The visit that Pope Leo XIV will make to Türkiye and Lebanon is not just a spiritual pilgrimage. It is a political and ecumenical gesture that takes place at a moment full of symbolism: the 1700th anniversary of the Council of Nicaea, the founding milestone of most Christian churches. By meeting with Bartholomew I, ecumenical patriarch of Constantinople, the pope follows in the footsteps of his predecessors in approaching the Orthodox world, which John Paul II described as the “other lung” of the Church. Together, the two Christian communities have around 1.7 billion believers, of which 300 million belong to Orthodoxy.
There are some doctrinal differences between Catholics and Orthodox, who have been separated since the distant year 1054. They go beyond the eternal issue of filioque and include disagreements over Marian dogmas, the conception of purgatory and liturgical practices such as the type of bread used in the Eucharist. But the central dispute continues to be papal primacy: Rome argues that the bishop of Rome is the universal leader of the Church, while the Orthodox support an autocephalous model, in which the Pope would only be the primus inter pares. It is an old quarrel, which in the 15th century led some Orthodox to prefer “the Turkish turban to the Latin miter”, but which in recent decades Rome and Constantinople have sought to soften.
This approach is positive not only for the two churches, but also for the world. The border between Catholics and Orthodox coincides, to a large extent, with the fault line between Europe and Russia. In Poland, Catholicism continues to be an important identity factor, while in Ukraine Greek Catholics – around ten million believers – represent the second largest religious community, especially in the west of the country. On the other hand, in Russia and Belarus, the Putin and Lukashenko regimes use Orthodoxy as an instrument of national and pan-Slavic unity. The Moscow Patriarchate, a close ally of the Kremlin, reflects many of Russia’s political positions, from foreign policy to social issues. For Putin, who calls for the fight against “Satanism” in Ukraine and recovers the tsarist idea of Moscow as the “Third Rome”, this instrumentalization of religion is convenient and effective.

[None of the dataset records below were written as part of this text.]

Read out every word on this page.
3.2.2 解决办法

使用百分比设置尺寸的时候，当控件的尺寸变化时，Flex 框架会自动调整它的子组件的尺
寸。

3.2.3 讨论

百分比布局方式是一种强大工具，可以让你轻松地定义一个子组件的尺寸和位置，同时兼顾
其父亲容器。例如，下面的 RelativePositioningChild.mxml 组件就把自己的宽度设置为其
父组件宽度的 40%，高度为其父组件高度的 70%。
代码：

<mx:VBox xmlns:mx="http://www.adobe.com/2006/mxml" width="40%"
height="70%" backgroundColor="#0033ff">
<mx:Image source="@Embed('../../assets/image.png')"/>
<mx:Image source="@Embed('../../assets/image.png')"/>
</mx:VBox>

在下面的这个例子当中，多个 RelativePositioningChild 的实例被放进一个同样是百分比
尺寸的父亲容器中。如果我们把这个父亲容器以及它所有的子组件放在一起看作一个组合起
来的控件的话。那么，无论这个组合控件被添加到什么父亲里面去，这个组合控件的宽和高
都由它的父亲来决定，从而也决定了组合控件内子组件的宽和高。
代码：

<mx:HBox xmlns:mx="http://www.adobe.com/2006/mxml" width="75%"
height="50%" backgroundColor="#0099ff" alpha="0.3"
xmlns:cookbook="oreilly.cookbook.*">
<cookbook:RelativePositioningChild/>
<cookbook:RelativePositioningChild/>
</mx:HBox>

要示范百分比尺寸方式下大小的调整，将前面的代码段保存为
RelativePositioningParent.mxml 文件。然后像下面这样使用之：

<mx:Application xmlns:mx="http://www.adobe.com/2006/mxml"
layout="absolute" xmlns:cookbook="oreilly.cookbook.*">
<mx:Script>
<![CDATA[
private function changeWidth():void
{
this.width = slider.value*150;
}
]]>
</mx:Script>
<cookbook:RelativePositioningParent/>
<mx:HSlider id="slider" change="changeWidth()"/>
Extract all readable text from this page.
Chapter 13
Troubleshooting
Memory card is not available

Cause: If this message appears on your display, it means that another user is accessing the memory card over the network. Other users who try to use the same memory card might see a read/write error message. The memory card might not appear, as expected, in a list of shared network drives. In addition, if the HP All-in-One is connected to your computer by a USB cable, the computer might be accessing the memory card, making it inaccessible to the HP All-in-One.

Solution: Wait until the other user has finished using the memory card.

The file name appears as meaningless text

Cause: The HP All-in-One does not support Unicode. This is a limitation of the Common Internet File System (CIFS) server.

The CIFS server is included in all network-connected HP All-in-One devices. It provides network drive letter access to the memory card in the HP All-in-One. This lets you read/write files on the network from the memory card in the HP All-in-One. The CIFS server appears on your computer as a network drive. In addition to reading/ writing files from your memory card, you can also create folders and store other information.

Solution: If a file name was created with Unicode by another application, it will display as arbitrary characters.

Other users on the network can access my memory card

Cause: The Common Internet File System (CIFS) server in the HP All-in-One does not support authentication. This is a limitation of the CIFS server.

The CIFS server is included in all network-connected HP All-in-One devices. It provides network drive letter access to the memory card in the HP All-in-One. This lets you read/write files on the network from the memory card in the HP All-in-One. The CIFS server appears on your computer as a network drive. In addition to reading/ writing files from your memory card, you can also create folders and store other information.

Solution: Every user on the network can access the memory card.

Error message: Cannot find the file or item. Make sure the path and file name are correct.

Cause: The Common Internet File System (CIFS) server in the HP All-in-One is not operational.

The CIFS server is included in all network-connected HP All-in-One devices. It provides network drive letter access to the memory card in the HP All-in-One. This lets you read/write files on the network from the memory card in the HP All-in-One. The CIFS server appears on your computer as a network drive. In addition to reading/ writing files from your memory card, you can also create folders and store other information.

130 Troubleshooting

Therefore, the meeting with Bartholomew I, although symbolic, will not be enough to resolve the differences between Catholics and Orthodox. The real test will be the dialogue with Cyril I, Patriarch of Moscow and All Russia (a concept that includes Belarus). Relations between the Vatican and the Russian Orthodox Church have been tense, but there have recently been signs of rapprochement: in July, Leo XIV received Metropolitan Antonij of Volokolamsk, number two in the Russian Orthodox Church, at the Vatican, in an attempt to resume dialogue interrupted by the war in Ukraine. It remains to be seen whether these ecumenical efforts can pave the way not only for Christian unity, but also for lasting peace in Europe.